SOMETHING WILD HAPPENS WHENEVER Luis Miguel gets near a microphone. As he stepped onstage at L.A.’s Universal Amphitheatre last month, he winked at the crowd and drew ear-popping screams. Launching into a funky pop number, shaking and shimmying in a red, ruffled shirt, he had the audience—mostly young and female—on its feet. Which is just the way the 24-year-old Mexican heartthrob likes it. “The crowd, the people,” he says afterward, “I’m going to be addicted to that the rest of my life.”

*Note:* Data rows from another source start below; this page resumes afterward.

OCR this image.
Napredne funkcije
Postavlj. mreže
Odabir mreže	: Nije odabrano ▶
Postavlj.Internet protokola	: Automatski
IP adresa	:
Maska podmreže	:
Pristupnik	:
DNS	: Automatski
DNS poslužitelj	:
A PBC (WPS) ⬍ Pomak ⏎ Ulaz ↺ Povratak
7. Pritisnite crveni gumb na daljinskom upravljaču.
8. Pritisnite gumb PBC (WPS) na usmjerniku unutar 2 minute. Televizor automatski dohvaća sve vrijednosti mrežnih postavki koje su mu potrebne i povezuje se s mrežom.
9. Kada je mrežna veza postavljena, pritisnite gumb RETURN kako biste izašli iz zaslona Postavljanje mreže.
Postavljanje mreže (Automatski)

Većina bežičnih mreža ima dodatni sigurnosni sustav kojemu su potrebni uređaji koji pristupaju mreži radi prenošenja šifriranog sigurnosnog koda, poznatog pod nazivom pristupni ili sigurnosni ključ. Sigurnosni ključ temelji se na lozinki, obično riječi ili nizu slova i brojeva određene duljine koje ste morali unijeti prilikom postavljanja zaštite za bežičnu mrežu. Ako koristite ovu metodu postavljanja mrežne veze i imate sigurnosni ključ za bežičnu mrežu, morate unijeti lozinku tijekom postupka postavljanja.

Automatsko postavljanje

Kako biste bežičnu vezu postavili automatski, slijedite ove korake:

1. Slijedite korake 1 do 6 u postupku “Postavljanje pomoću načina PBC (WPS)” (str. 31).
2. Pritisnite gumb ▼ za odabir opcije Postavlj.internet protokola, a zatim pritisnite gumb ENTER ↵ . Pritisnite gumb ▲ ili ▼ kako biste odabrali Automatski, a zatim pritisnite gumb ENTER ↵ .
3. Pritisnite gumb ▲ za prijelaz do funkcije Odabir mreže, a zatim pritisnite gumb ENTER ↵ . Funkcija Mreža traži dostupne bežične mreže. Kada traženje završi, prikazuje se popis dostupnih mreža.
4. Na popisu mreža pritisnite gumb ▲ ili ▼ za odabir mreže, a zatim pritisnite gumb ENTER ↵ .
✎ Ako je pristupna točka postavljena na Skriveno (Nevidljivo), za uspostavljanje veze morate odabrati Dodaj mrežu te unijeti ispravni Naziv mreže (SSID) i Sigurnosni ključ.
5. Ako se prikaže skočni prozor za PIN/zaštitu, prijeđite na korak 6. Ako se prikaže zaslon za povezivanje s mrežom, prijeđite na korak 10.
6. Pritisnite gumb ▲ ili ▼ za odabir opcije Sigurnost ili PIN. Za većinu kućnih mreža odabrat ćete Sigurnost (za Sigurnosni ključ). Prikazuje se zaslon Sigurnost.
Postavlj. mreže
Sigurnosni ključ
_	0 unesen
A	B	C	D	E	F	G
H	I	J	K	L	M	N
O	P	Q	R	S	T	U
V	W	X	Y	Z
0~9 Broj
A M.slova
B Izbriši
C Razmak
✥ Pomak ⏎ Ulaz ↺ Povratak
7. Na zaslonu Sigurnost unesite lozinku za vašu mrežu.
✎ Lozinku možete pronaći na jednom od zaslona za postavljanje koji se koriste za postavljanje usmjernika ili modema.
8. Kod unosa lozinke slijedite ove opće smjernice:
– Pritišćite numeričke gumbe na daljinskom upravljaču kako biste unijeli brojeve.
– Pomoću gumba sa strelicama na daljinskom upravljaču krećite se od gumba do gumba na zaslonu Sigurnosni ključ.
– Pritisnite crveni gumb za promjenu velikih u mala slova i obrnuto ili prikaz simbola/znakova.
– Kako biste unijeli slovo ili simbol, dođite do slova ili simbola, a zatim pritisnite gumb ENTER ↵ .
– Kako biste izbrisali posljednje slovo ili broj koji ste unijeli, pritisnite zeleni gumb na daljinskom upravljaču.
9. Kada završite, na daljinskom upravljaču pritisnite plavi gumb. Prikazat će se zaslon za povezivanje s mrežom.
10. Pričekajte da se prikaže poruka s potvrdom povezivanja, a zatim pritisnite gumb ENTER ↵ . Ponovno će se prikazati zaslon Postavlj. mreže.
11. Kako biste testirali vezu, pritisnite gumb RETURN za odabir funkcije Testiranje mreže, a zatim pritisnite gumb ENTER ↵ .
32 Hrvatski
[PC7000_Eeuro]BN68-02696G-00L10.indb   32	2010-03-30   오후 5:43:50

Latin America’s spiciest pop import won’t be going through withdrawal anytime soon. Revered south of the border as el Idolo—the equivalent of the King—he is now making Americans swoon on his current tour. On top of that, Segundo Romance, his collection of classic love songs, hit the U.S. charts at No. 29 last month to become one of Billboard’s highest debuting Spanish-language albums ever. “The way people react reminds me of the Beatles,” says producer Phil Ramone, who tapped Miguel to sing on Frank Sinatra’s upcoming Duets II album. “He’s got the kind of pizzazz that comes around only once a decade.”
Raised in Mexico City, Miguel was pushed into a singing career at 10 by his manager father, Spanish-born singer Luisito Rey. “I hated it, but I was very afraid of him,” says Miguel, who became a teen idol and had four albums and a Grammy by the age of 14. Driven relentlessly by Rey, Miguel fired him and severed ties with his Italian mother, Marcella, a former model, after his parents divorced in 1986. (Rey died in 1992, and Miguel hasn’t seen Marcella for seven years.) Intent on producing more sophisticated pop, Miguel founded his own record company in 1987 and to date has sold 17 million albums worldwide.
Success has its rewards, including a hacienda in Acapulco (Placido Domingo lives next door) and a red Ferrari. But Miguel—who says he’s too busy for love—does admit to feeling lonely. That may explain his penchant for bittersweet ballads. “I like to be a loser when I’m singing,” he says. “But only when I’m singing.”